Er hatte tatsächlich recht gehabt mit seiner Vermutung. Heute war sie nicht sofort eingeschlafen! Hatte nicht mal den Wecker gebraucht. Anne spürte jedes Mal Zorn aufwallen, wenn sie an ihren Vater dachte. Es geschah ihm ganz recht, dass sie jetzt hier war. Die Wut lenkte sie auf die Schaufel in ihrer Hand um, heftig stieß sie zu, schleuderte die Erde in die Luft, schnaufte laut.
»Sch«, ermahnte Cornelius sie, ohne zu ihr hinüberzusehen. Verbissen arbeitete Anne weiter. Letztlich war sie nur wegen ihres Vaters hier. Weil sie ihm klarmachen wollte, dass sie kein kleines Mädchen mehr war, das sich ängstlich hinter seinem Rücken versteckte, ein paar schwitzige Finger in seine Hand schiebend. Sie war jetzt groß. Fast erwachsen. Und sie war mutig. Wollte mutig sein. Auch, wenn er das hier besser nie erfahren sollte.
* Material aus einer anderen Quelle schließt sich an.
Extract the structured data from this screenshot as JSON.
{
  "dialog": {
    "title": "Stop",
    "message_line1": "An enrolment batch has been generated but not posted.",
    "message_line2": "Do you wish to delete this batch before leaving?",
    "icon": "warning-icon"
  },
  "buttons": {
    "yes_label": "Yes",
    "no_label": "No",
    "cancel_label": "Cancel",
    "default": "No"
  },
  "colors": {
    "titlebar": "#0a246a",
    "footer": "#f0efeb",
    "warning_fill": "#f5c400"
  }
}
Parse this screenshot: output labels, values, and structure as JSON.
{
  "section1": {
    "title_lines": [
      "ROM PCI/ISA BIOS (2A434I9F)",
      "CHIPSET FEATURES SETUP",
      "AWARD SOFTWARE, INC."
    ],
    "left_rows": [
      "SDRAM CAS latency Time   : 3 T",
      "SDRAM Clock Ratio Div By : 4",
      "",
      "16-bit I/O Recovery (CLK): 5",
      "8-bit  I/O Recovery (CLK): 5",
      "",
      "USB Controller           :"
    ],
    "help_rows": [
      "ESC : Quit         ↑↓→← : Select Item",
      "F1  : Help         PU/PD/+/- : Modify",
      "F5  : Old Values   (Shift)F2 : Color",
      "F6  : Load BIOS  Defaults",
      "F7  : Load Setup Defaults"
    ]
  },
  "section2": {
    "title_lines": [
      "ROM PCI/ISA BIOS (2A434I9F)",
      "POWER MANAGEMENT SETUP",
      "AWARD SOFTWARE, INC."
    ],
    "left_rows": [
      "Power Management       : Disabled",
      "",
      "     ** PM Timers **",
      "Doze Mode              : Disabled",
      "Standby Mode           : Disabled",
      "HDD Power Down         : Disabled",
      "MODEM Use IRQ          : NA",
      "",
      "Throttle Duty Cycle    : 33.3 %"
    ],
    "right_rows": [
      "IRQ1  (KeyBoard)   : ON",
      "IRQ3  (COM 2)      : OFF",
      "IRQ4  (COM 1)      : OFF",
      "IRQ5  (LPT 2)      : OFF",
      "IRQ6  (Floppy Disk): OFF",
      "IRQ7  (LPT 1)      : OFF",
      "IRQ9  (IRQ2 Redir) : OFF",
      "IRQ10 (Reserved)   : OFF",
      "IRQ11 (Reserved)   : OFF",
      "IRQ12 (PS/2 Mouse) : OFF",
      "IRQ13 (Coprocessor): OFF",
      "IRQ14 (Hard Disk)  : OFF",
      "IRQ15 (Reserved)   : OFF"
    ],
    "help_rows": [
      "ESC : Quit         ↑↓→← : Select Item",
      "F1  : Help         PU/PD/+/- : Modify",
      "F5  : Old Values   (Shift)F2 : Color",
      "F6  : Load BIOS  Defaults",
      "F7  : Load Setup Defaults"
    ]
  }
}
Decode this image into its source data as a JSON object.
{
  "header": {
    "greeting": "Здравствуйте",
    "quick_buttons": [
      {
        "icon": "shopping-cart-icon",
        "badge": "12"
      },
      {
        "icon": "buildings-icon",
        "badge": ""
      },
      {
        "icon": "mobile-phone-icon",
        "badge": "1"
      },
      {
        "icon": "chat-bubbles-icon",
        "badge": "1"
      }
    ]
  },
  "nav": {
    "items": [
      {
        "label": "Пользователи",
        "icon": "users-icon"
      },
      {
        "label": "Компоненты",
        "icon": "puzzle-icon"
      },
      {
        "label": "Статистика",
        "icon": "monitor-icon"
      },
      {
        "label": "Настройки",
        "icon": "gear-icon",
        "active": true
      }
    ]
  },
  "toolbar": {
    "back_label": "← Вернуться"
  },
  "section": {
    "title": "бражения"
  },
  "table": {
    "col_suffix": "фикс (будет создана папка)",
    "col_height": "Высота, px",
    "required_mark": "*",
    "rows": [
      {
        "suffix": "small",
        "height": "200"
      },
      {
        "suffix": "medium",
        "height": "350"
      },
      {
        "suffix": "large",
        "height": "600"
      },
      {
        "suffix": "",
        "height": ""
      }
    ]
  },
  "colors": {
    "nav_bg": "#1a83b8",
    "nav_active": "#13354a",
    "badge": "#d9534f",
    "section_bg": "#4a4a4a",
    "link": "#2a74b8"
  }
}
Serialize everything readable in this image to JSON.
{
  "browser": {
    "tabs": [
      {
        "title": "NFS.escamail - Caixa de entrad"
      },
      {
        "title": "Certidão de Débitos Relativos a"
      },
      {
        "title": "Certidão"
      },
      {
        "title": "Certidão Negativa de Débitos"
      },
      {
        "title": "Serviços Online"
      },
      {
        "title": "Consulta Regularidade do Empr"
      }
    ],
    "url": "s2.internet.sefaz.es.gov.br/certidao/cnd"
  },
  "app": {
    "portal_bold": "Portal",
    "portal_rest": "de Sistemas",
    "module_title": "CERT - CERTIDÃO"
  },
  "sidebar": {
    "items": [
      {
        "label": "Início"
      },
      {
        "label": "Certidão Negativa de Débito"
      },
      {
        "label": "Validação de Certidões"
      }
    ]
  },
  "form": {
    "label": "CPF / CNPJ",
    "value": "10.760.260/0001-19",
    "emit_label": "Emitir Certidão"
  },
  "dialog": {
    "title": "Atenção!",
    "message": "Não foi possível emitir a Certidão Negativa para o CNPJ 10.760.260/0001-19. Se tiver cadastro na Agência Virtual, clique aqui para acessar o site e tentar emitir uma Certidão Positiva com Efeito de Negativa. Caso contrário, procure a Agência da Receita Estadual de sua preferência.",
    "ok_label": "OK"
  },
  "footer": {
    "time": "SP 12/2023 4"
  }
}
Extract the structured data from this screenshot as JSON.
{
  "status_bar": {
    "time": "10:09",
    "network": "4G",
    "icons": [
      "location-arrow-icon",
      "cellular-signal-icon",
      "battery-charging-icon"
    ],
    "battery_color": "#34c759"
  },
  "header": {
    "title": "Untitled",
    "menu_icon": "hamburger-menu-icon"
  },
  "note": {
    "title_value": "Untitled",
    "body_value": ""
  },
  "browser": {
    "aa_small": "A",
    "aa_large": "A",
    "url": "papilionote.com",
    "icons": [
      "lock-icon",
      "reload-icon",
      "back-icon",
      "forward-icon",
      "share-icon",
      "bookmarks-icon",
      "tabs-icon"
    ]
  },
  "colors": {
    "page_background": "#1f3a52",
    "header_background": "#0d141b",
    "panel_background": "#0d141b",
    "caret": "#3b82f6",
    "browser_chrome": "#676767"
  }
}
Cornelius’ Hand lag plötzlich schwer auf ihrem Unterarm. Mit weit aufgerissenen Augen starrte er angestrengt in die Finsternis. Hoffentlich spürte er die Gänsehaut auf ihrem Arm nicht. Dann ließ er sie los, aus der Hocke erhob er sich, machte ihr ein Zeichen, ihm zu folgen. Himmel, sie merkte jetzt erst, dass ihr Fuß eingeschlafen war. Mühsam folgte sie ihm, den Herzschlag im Mund schmeckend.
Sie pressten sich an die Wand zwischen dem alten Hauptgebäude und dem neu erbauten Seitenflügel, in die kleine Nische, die zum Atrium führte. Ihre Hand umklammerte den Schaufelstiel beinah grotesk fest, so, dass es schmerzte. Als würde sie sich selbst bestrafen. Cornelius’ Atem neben ihr ging ruhig, ganz ruhig.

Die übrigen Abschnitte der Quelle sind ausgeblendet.